Get the biscuits!
When I was in New York earlier this month, the governor put forward an initiative to tax all sugary sodas by 18%. “Sugary” is a relative word. If you follow the sweetened beverage industry at all, you know that sugar is kind of hard to come by in a carbonated drink: it’s all corncorncorn in the form of HFCS. Indeed, any pop (yes, POP, as I am a Midwesterner) that actually contains sugar has been spun as a retro beverage, a throwback to better days: it’s even hawked in old-fashioned small bottles.
My daughter and I are big fans of Antiques Roadshow, and on a rerun recently someone questioned the original purpose of a small chest their family owned. It was a sugar safe. Yes, I explained to our girl, at one point in time, cane sugar was so precious that one would lock it up in a chest, using it only for special occasions!

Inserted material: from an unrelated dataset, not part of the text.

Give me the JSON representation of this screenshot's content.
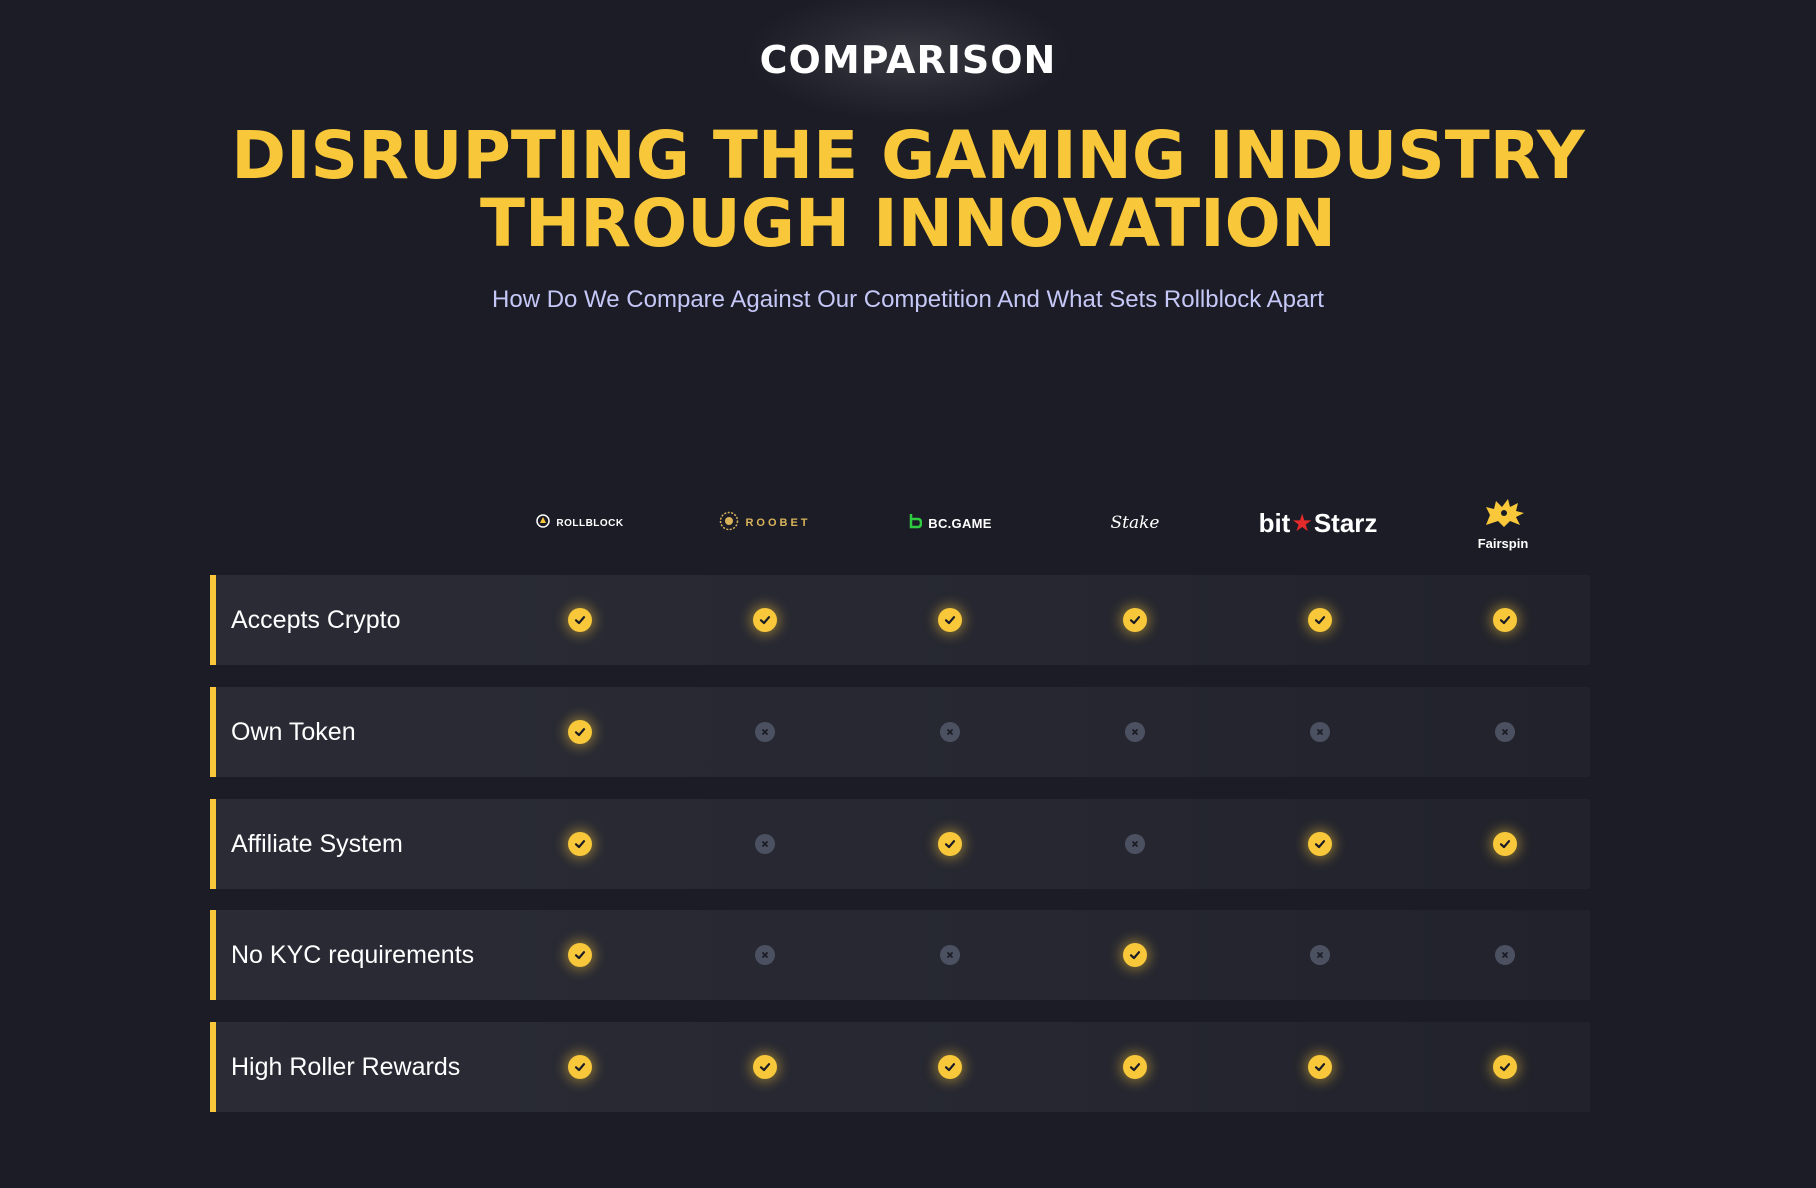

I thought of that chest when I roasted a ham in the smoker on Saturday morning. The glaze with which I basted the meat was a sorghum/mustard/garlic glaze. Way back when sugar (from cane or beets) was expensive, Southern and Midwestern families tended to grow their own sweetener in the form of sweet sorghum. Sorghum is a tall, corn-like grass (minus the cobs) whose canes are stripped of their leaves and then put through a wringer to extract the juice. Much like maple syrup, the resulting sap needs to be boiled/evaporated to get the concentrated end product, sorghum. And fall was traditionally the time when the stalks were harvested, the evaporators fired up. And as things would have it, the upside-down world we live in now has my jar of Indiana sorghum about eight times more expensive than the beet-derived Michigan sugar in the same pantry.
Is taxing sodas the answer to our ills? I am unsure, mainly because, like cigarette taxes, the tax disproportionately affects the poor, the ignorant, and the addicted. Perhaps if we ceased to subsidize corn production at the levels we do, we wouldn’t need these kinds of taxes. Perhaps there’s something to that sugar safe, to the idea of growing your own sweetener, that shouldn’t be discarded too: if it’s precious, you might not guzzle it.